Unidata / netcdf4-python

netcdf4-python: python/numpy interface to the netCDF C library
http://unidata.github.io/netcdf4-python
MIT License
748 stars 261 forks source link

Error in renameDimension #1357

Open veenstrajelmer opened 1 month ago

veenstrajelmer commented 1 month ago

Based on https://github.com/Unidata/netcdf4-python/issues/817, but with the rename ordering switched just to be safe. There seems to be a bug in renameDimension:

import netCDF4 as nc

with nc.Dataset('test.nc', 'w') as fp:
    fp.createDimension('x', 3)
    ncvar = fp.createVariable('x', float, ('x',))
    ncvar[:] = [1.1, 2.2, 3.3]

with nc.Dataset('test.nc', 'r+') as fp:
    print(fp.variables['x'][:])
    fp.renameVariable('x', 'lon')
    fp.renameDimension('x', 'lon')
    print(fp.variables['lon'][:])

with nc.Dataset('test.nc', 'r') as nc:
    print(nc.variables['lon'][:])

Prints:

[1.1 2.2 3.3]
[1.1 2.2 3.3]
[-- -- --]

It seems that the data is corrupted upon saving the file. I would expect it would be just possible to rename a dimension without losing the data. My usecase can be found here: https://forum.ecmwf.int/t/new-time-format-in-era5-netcdf-files/3796/5?u=jelmer_veenstra

This only happens when the variable name is equal to the dimension name, and both have to be renamed. If we comment one of the rename actions, the data is preserved.

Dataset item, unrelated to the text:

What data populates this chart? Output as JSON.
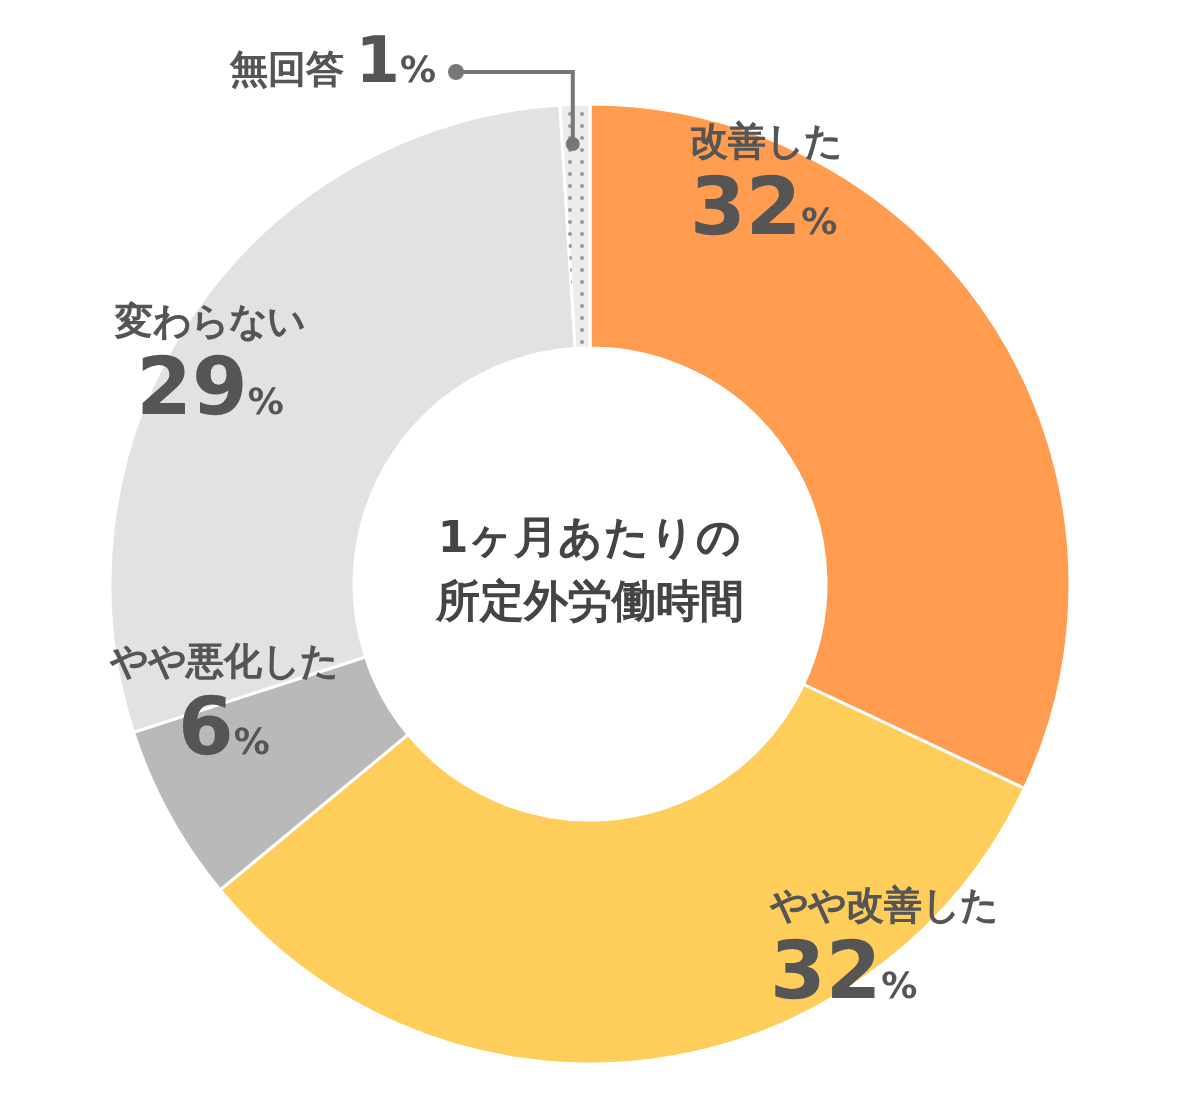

jswhit commented 1 month ago

possibly related to https://github.com/Unidata/netcdf-c/issues/597

veenstrajelmer commented 1 month ago

You are linking to an unresolved issue from 2017 that describes a fundamental problem. That is a bit unexpected to me for a well-known and widely-used package like this. It seems that if both dimensions and variables/coords are renamed at once, the issue does not appear. Is that possible via the python API or is there another workaround?

jswhit commented 1 month ago

maybe save the data from the variable before renaming, then copy the data back to the renamed variable?

jswhit commented 1 month ago

to answer your question, there's nothing in the C API that allows you to rename a dimension and a variable both at the same time.

veenstrajelmer commented 1 month ago

Ok, for me it does not have to be at the same time, as long as the dataset is not messed up.. Your suggestion would be a bit cumbersome. An alternative would be to do the renaming with xarray, but this requires me to save it into as separate dataset as xarray does not change netcdf files inplace. Either way, I think it would still be valuable if this bug is fixed. Would this be possible or not to be expected?

jswhit commented 1 month ago

the other workaround mentioned in the issue is to convert the file to netcdf3, then do the reanaming, and convert back. Very cumbersome for sure. Unfortunately, this is not something we can fix here since it's not happening in the python API, but in the underlying C library. I would suggest you contribute your example to the netcdf-c issue and ask for a progress update from the developers.

veenstrajelmer commented 1 month ago

Thanks, I have posted a reply in the issue you linked before. I was actually not paying attention before and did not notice the linked issue was about netcdf-c. Thanks for looking it up and understandable that if it does not work in netcdf-c, it can also not work in netcdf4-python.